The screen blinked. Then—
ID VERIFIEDACCESS GRANTED
Lights flickered on. Weak. Hesitant. But they worked. Overhead, faded signage came into view:
PROJECT ORIGIN — TIER ZERO SECTOR
Ayen whistled low. "Well. You weren't lying."
"I wish I was," Theo muttered. "This was supposed to be shut down after the core project moved. But Tier Zero… this was before the ethics council. Before containment protocols. It's raw."
He moved toward a nearby terminal and connected his thread lens.
The data flowed, slowly at first—then violently. Images slammed into his head: schematics, formulae, logs tagged with red warnings.
One name repeated over and over.
Dr. Isla Korr.
"The woman I saw in the orb," he whispered. "She wasn't just a researcher. She led Tier Zero."
Ayen leaned over his shoulder, reading. "Says here she submitted a delay protocol—something about temporal resistance anomalies."
Theo's eyes widened. "She knew.
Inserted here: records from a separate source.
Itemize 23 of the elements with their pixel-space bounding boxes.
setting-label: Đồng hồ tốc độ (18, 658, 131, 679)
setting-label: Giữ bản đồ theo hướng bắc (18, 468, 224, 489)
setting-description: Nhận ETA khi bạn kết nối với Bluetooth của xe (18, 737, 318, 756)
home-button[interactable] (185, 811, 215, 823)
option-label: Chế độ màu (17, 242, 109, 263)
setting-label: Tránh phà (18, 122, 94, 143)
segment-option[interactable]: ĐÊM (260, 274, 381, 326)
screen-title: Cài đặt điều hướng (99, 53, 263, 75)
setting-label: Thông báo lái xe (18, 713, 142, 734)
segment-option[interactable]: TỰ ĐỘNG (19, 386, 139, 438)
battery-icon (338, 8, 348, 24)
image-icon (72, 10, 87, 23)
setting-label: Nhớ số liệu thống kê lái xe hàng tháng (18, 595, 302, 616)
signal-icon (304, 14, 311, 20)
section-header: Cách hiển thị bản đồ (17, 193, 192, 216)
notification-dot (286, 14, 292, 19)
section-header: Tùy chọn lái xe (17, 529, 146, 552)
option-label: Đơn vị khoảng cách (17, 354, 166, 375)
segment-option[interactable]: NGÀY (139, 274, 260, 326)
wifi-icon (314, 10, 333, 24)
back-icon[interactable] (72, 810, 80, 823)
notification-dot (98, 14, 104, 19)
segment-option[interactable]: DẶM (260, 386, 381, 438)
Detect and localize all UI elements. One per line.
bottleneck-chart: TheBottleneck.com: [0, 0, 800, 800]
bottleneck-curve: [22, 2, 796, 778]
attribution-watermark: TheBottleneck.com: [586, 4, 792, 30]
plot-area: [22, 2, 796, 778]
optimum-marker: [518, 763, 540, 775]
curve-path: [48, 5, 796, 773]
She knew time wouldn't behave. She tried to pause the experiment and they overrode her."
He flipped to the next log.
:: DAY -12We've gone too far. The core vibrates even when powered down. The others think it's residual memory—but memory doesn't thrum in rhythm. Memory doesn't watch you.
Ayen swallowed. "She was scared."
Theo nodded. "And right to be."
Another flicker in the data. A corrupted video file. He accessed it.
The feed stuttered to life.
Dr. Korr sat in a control room, eyes red from sleepless nights. Behind her, alarms blinked red.
"If anyone finds this—if any of you survived—we tried to control it. But time… time isn't a tool. It's not even a force. It's a response."
A shudder ran through the camera. Korr gripped the desk.
"I see it now. The threads remember everything. Every lie. Every attempt to rewrite. They retaliate not because we broke laws… but because we forgot what we broke."
The video ended in static.
Theo sat back, hollow.
"This isn't just about saving the world," he said. "It's about undoing a crime so old no one remembers committing it."
Ayen's voice was quiet. "What now?"
He turned toward the far end of the room, where a sealed elevator shaft stood beneath a sign marked "Primary Core Lab."
"We go deeper."
He stepped toward the lift. It groaned open, barely functional, dust pouring from the corners like smoke from a tired beast.
As they stepped inside, Ayen looked at him.
"You still believe you can fix it?"
He hesitated. "No. But I think I can understand it. And that's the first step toward forgiveness."
The doors slid shut.
And together, they began the descent into the place where time first learned to scream.